Comme en Europe, la mise en tourisme de l’Inde est contemporaine du développement du chemin de fer. Aussi les Indes, après avoir été visitées par les aristocrates anglais qui ont étendu le « grand tour » au monde entier, deviennent-elles une destination touristique établie selon l’itinéraire suivant : Arrivée à Bombay en paquebot ; puis Agra, Delhi, Bénarès, Calcutta en train ; Madras en bateau ; puis le train vers Pondichéry, Maduraï ; Colombo à Ceylan, avant de continuer le voyage touristique vers la Chine et l’Indochine ou de revenir en Europe. Cet itinéraire souligne la prééminence touristique du Sud de l’Inde, prééminence que l’on retrouve encore plus chez les touristes pressés qui font l’Inde à toute vapeur en six jours, arrivant en bateau à Bombay, avant de gagner Madras, Maduraï en train, puis l’Indochine et l’Extrême-Orient.

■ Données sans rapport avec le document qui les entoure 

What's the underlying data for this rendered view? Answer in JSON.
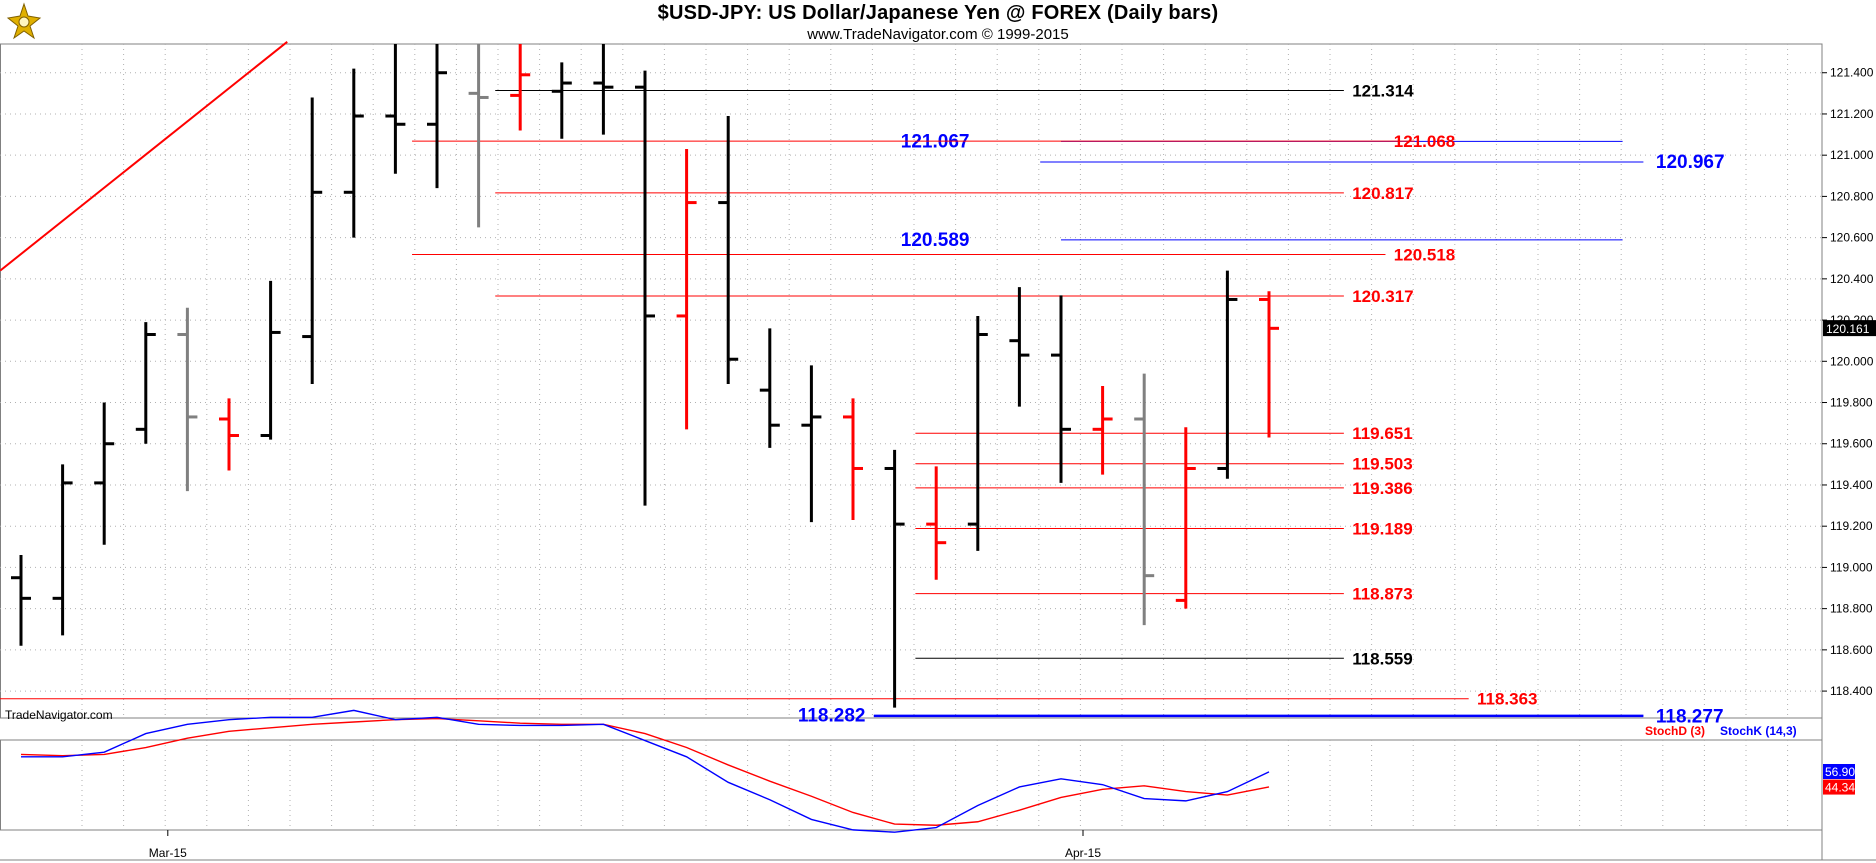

En 1936, Lanza Del Vasto se rend en Inde pour rencontrer Gandhi et fuir l’Europe. S’il suit pour partie les itinéraires touristiques qui précèdent, il introduit une double rupture. La première est de ne plus seulement se déplacer en train, mais aussi et principalement à pied. De plus, il ne se contente pas de suivre des guides de voyage ou le récit de touristes français, il suit principalement les itinéraires de pèlerinages hindouistes, qui le mènent jusqu’aux sources du Gange, dans l’Himalaya. Il n’est certainement pas le premier à s’écarter ainsi des circuits touristiques devenus classiques, mais c’est lui qui inscrit, durablement, un nouvel itinéraire sur la carte indienne, avec un rééquilibrage vers le Centre et le Nord de l’Inde, privilégiant les villes et les hauts lieux de l’hindouisme, assimilant l’Inde à une solution aux problèmes de l’Occident... Récit de voyage devenu guide, Le Pèlerinage aux sources infléchit l’itinéraire de centaines et de milliers de touristes français.
Dans le même temps, au milieu des années 1960, le développement des transports aériens accélère la mise en tourisme généralisée de l’Inde. Un « triangle d’or » se dessine, dont les sommets sont Bombay, Agra et Delhi, auquel se rattachent quelques destinations reliées par avion : Katmandou, Calcutta, Pondichéry… En réfléchissant au rôle d’une innovation technique (le chemin de fer, l’avion) dans la constitution d’un espace touristique, et dans les représentations de cet espace, en considérant les inflexions des représentations de l’Inde et ce qui les induit, nous allons chercher à comprendre les pratiques touristiques des Français en Inde des années 1940 aux années 1970 : où vont-ils ? et pourquoi ?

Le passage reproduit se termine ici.